Rohin Shah 4 Jun 2019 7:34 UTC
LW: 14 AF: 8
AF
It seems like the general pattern here is that, when using machine learning for some task X, there are a bunch of properties that affect the likelihood of learning heuristics or proxies rather than actually learning the optimal thing for X. For any such property, making heuristics/proxies more likely would result in a lower chance of mesa-optimization (since optimizers are less like heuristics/proxies) but conditional on mesa-optimization arising, makes it more likely that it is a pseudo-aligned mesa-optimizer instead of a robustly-aligned mesa-optimizer (because now the pressure for heuristics/proxies leads to learning a proxy mesa-objective instead of the true base objective). Example properties of this form are algorithmic range, simplicity bias, and time complexity penalties. Does that seem right?
then developing a pseudo-aligned mesa-objective may require strictly more subprocesses than developing a robustly aligned mesa-objective.

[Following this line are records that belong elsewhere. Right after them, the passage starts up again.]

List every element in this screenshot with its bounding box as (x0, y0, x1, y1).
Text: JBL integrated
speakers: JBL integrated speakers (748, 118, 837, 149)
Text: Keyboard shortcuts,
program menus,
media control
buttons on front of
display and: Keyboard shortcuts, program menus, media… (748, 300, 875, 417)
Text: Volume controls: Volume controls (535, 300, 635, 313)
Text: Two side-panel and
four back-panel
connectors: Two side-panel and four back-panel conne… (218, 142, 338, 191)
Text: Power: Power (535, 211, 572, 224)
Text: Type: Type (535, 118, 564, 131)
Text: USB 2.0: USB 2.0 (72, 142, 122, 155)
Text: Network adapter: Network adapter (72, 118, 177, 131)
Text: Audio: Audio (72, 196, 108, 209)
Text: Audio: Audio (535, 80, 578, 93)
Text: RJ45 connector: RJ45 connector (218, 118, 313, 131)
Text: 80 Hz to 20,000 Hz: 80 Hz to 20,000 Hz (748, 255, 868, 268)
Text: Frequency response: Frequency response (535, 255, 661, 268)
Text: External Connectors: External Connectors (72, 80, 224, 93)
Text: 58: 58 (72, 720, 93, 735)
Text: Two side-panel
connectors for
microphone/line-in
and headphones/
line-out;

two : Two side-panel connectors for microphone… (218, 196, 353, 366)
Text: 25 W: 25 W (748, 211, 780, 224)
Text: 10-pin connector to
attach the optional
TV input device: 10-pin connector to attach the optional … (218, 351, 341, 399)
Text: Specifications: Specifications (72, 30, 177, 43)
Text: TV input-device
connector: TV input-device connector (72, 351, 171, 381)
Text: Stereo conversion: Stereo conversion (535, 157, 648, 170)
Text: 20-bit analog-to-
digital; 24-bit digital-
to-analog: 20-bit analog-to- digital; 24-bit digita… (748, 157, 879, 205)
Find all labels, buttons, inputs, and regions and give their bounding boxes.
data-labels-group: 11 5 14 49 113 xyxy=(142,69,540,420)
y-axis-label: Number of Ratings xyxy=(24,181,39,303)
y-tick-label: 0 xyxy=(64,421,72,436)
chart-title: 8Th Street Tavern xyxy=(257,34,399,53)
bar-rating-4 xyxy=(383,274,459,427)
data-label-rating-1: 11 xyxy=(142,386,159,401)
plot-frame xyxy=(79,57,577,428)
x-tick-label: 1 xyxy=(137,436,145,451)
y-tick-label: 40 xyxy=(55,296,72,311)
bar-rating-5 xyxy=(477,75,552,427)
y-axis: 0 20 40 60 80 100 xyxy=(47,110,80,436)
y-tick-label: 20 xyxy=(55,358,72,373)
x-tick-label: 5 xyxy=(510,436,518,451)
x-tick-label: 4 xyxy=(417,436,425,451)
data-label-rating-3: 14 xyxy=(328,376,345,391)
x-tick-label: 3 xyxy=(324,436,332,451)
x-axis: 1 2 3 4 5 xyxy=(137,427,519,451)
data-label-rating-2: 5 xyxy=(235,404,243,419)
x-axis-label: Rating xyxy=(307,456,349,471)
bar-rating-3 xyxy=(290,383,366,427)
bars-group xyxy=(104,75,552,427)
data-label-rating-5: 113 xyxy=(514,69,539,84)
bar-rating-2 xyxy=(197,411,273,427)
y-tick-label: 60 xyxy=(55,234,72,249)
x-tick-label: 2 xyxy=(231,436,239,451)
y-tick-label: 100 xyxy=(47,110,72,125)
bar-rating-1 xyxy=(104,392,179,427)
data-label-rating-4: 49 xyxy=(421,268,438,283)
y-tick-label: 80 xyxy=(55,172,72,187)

This is backwards, I think?
- evhub 4 Jun 2019 18:06 UTC
  LW: 8 AF: 5
  AF Parent
  I agree with that as a general takeaway, though I would caution that I don’t think it’s always true—for example, hard-coded optimization seems to help in both cases, and I suspect algorithmic range to be more complicated than that, likely making some pseudo-alignment problems better but also possibly making some worse.
  
  Also, yeah, that was backwards—it should be fixed now.